Mary Boggs has been keeping up with the journey of Eric LaHaie, who has now completed his race across the Sahara Desert. Running in memory of former Crimson teammate Niall Murphy, LaHaie raised $13,000 for juvenile diabetes with his run.
Here’s what LaHaie emailed to Boggs:
The overall experience of raising funds and running the Sahara Race in Niall’s name has been a rewarding experience. For me it has helped a little with the pain of losing such a great friend. It reminded me daily (through donations) how many people loved and respected Niall, and at the same time missed him dearly just like me. He was such a great individual and we will never forget him, and this campaign was just one way of showing that.
The race itself was also very rewarding. I raced hard and really wanted to win, but I had one or two tough moments out on the course (de-hydration on Day 2 with cramps being the biggest) that set me back and kept me from the top spot. But I was happy with second place as I know I tired my hardest and put in a solid effort. The winner of the race was a good friend of mine from Hong Kong who I train with often. I felt it fitting that in a race where I was running to honor a friend, that I was running with and competing against a friend too. So very happy that Dan took the top spot if I couldn’t.
This is the the 3rd 250k desert race I have done, and I have also done a 100k desert race and 3 smaller 40-50k races in deserts as well. But I don’t only run across deserts, but I also do trail running, mountain ultras, adventure races, etc. I really started in 2008 when I moved to Hong Kong and my first ultra was a 100k trail / mountain race that same year across Hong Kong’s Machelose Trail called the the Oxfam Trailwalker. Since then I have done all kinds of events as mentioned above (including the 3 x 250k races and 3 x 100k races).
My move into endurance running was really a lifestyle choice. I decided to stop drinking and going out late, and instead traded that in for getting up early on weekends and exploring all of Hong Kong wonderful outdoors (which very few people outside HK know about). Running was always my stress release, but now I let it become more. It is a way for me to explore the world and travel, which I love doing, and it was allowed me to push myself to new limits.

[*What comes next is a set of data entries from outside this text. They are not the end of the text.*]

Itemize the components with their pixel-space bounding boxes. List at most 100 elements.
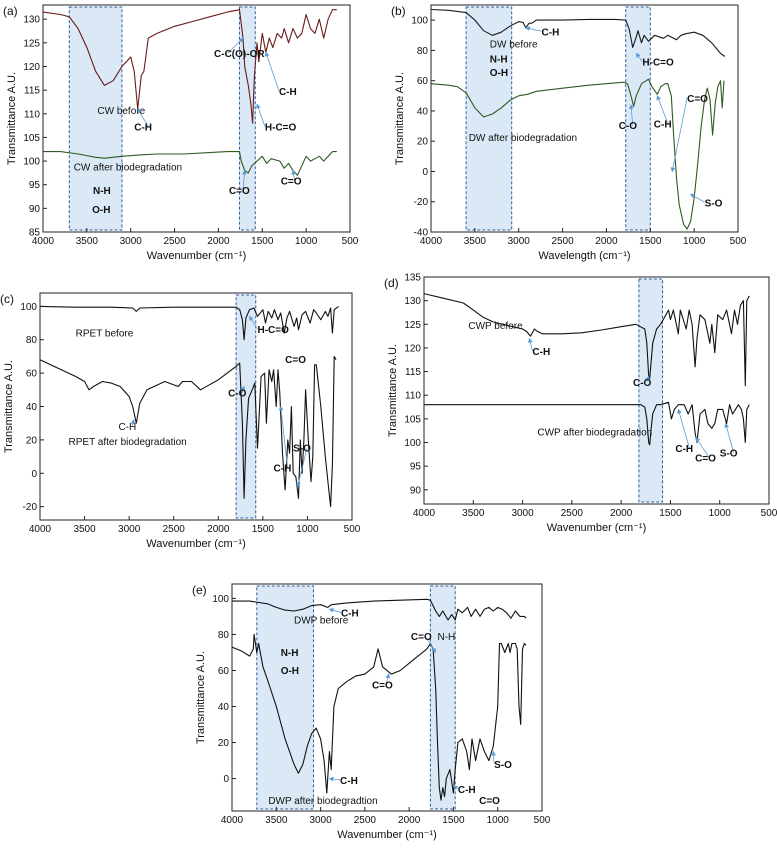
x-tick-label: 2500: [163, 236, 186, 247]
x-tick-label: 500: [534, 815, 551, 826]
y-tick-label: 80: [417, 46, 429, 57]
x-tick-label: 3000: [511, 508, 534, 519]
spectrum-line-1: [423, 293, 750, 387]
panel-label: (e): [192, 583, 207, 597]
x-tick-label: 3500: [462, 508, 485, 519]
annotation-arrow: [385, 673, 391, 685]
x-axis-title: Wavenumber (cm⁻¹): [337, 829, 437, 841]
spectrum-line-2: [424, 401, 750, 446]
x-tick-label: 2500: [163, 524, 186, 535]
x-tick-label: 2500: [551, 236, 574, 247]
annotation-label: C=O: [479, 796, 500, 807]
annotation-label: N-H: [490, 55, 508, 66]
annotation-label: C-H: [458, 785, 476, 796]
y-tick-label: 40: [417, 106, 429, 117]
annotation-label: S-O: [293, 444, 311, 455]
spectrum-line-2: [231, 633, 527, 801]
annotation-label: C-H: [340, 776, 358, 787]
highlight-region: [235, 294, 257, 519]
y-tick-label: 60: [417, 76, 429, 87]
annotation-label: C=O: [229, 186, 250, 197]
annotation-label: C=O: [285, 355, 306, 366]
y-axis-title: Transmittance A.U.: [195, 651, 207, 744]
annotation-arrow: [296, 447, 308, 488]
y-axis-title: Transmittance A.U.: [394, 72, 406, 165]
y-tick-label: 80: [26, 335, 38, 346]
x-axis-title: Wavenumber (cm⁻¹): [146, 538, 246, 550]
annotation-arrow: [524, 26, 542, 32]
annotation-arrow: [328, 776, 341, 782]
y-tick-label: 120: [404, 343, 421, 354]
y-axis-title: Transmittance A.U.: [6, 72, 18, 165]
y-tick-label: 95: [410, 462, 422, 473]
annotation-arrow: [452, 785, 459, 791]
highlight-region: [465, 6, 513, 231]
y-tick-label: 120: [23, 62, 40, 73]
annotation-label: C-H: [654, 120, 672, 131]
annotation-arrow: [689, 193, 705, 203]
annotation-label: C=O: [281, 177, 302, 188]
y-axis-title: Transmittance A.U.: [387, 344, 399, 437]
annotation-label: O-H: [490, 68, 508, 79]
y-tick-label: 105: [23, 133, 40, 144]
annotation-label: C=O: [411, 632, 432, 643]
x-tick-label: 3000: [120, 236, 143, 247]
annotation-label: RPET after biodegradation: [69, 437, 187, 448]
x-tick-label: 2000: [610, 508, 633, 519]
y-tick-label: 125: [23, 38, 40, 49]
x-axis-title: Wavenumber (cm⁻¹): [547, 522, 647, 534]
spectrum-line-1: [39, 305, 339, 341]
annotation-arrow: [241, 169, 247, 191]
annotation-arrow: [635, 52, 643, 62]
panel-2: 4000 3500 3000 2500 2000 1500 1000 500 -40 -20 0 20…: [391, 4, 747, 262]
highlight-region: [429, 585, 456, 810]
x-tick-label: 3500: [464, 236, 487, 247]
x-tick-label: 4000: [221, 815, 244, 826]
y-tick-label: 100: [411, 16, 428, 27]
plot-frame: [42, 4, 351, 233]
y-tick-label: 40: [26, 402, 38, 413]
annotation-label: CWP before: [468, 321, 523, 332]
annotation-label: CWP after biodegradation: [537, 427, 652, 438]
annotation-label: C-H: [274, 464, 292, 475]
y-tick-label: 90: [410, 485, 422, 496]
annotation-label: C-H: [134, 122, 152, 133]
annotation-arrow: [528, 337, 533, 352]
x-tick-label: 1000: [296, 524, 319, 535]
y-tick-label: 20: [218, 738, 230, 749]
annotation-arrow: [278, 405, 288, 468]
y-tick-label: 100: [404, 438, 421, 449]
x-tick-label: 500: [344, 524, 361, 535]
x-tick-label: 2000: [207, 524, 230, 535]
y-tick-label: 60: [26, 369, 38, 380]
panel-3: 4000 3500 3000 2500 2000 1500 1000 500 -20 0 20 40 6…: [0, 292, 361, 550]
plot-frame: [423, 276, 770, 505]
annotation-label: C-O: [619, 121, 638, 132]
annotation-label: C-O: [228, 388, 247, 399]
y-tick-label: 20: [417, 137, 429, 148]
x-tick-label: 2500: [561, 508, 584, 519]
annotation-label: DW after biodegradation: [469, 133, 577, 144]
x-tick-label: 1000: [709, 508, 732, 519]
annotation-arrow: [264, 51, 280, 91]
annotation-arrow: [328, 607, 342, 613]
annotation-arrow: [670, 97, 688, 173]
y-tick-label: -20: [23, 502, 38, 513]
spectrum-line-1: [430, 8, 726, 57]
y-tick-label: 0: [422, 167, 428, 178]
x-tick-label: 4000: [29, 524, 52, 535]
annotation-label: S-O: [720, 449, 738, 460]
panel-4: 4000 3500 3000 2500 2000 1500 1000 500 90 95 100 10…: [384, 273, 777, 535]
x-axis-title: Wavenumber (cm⁻¹): [147, 250, 247, 262]
y-tick-label: 115: [405, 367, 421, 378]
y-tick-label: 100: [212, 594, 229, 605]
annotation-arrow: [656, 95, 669, 124]
y-tick-label: 85: [29, 228, 41, 239]
annotation-label: CW after biodegradation: [74, 163, 182, 174]
x-tick-label: 3500: [265, 815, 288, 826]
annotation-label: DWP after biodegradtion: [268, 796, 377, 807]
annotation-label: C=O: [687, 94, 708, 105]
x-tick-label: 3500: [73, 524, 96, 535]
y-tick-label: 125: [404, 320, 421, 331]
spectrum-line-2: [43, 151, 337, 176]
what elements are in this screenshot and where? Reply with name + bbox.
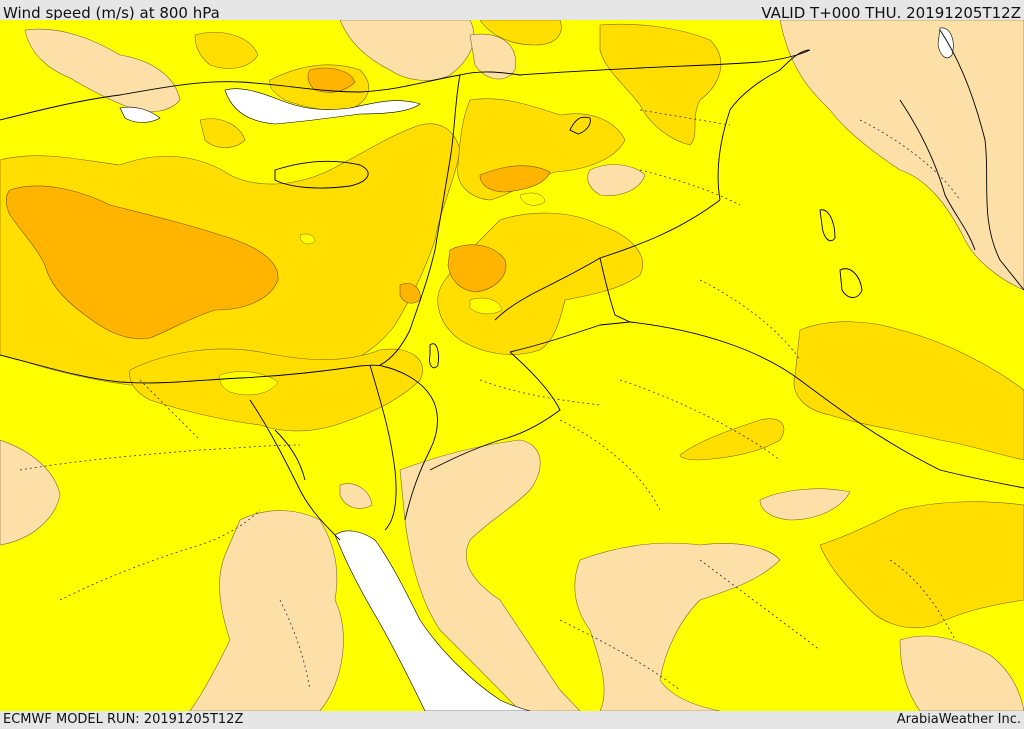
valid-time-label: VALID T+000 THU. 20191205T12Z	[761, 4, 1021, 22]
credit-label: ArabiaWeather Inc.	[896, 712, 1021, 727]
fresh-wind-areas	[5, 67, 551, 340]
country-borders	[0, 29, 1024, 541]
admin-boundaries	[19, 109, 961, 691]
wind-speed-map	[0, 20, 1024, 711]
map-title: Wind speed (m/s) at 800 hPa	[3, 4, 220, 22]
calm-wind-areas	[0, 20, 1024, 711]
no-data-areas	[119, 27, 954, 711]
model-run-label: ECMWF MODEL RUN: 20191205T12Z	[3, 712, 244, 727]
light-wind-pockets	[219, 192, 546, 396]
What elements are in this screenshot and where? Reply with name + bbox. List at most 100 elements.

I am hooked indeed, and on my flight back from the Egypt to Hong Kong today (less than 48 hours after completing the race), I started thinking about what’s next. I think UTMB 2012 maybe, which is 100 miles across the French and Swiss Alps. If I can’t get into that, as registration is limited, than another 100-miler in Leadville, Colo., maybe. (A) 100-mile race (straight) is something I have never done, so time to check it off the list!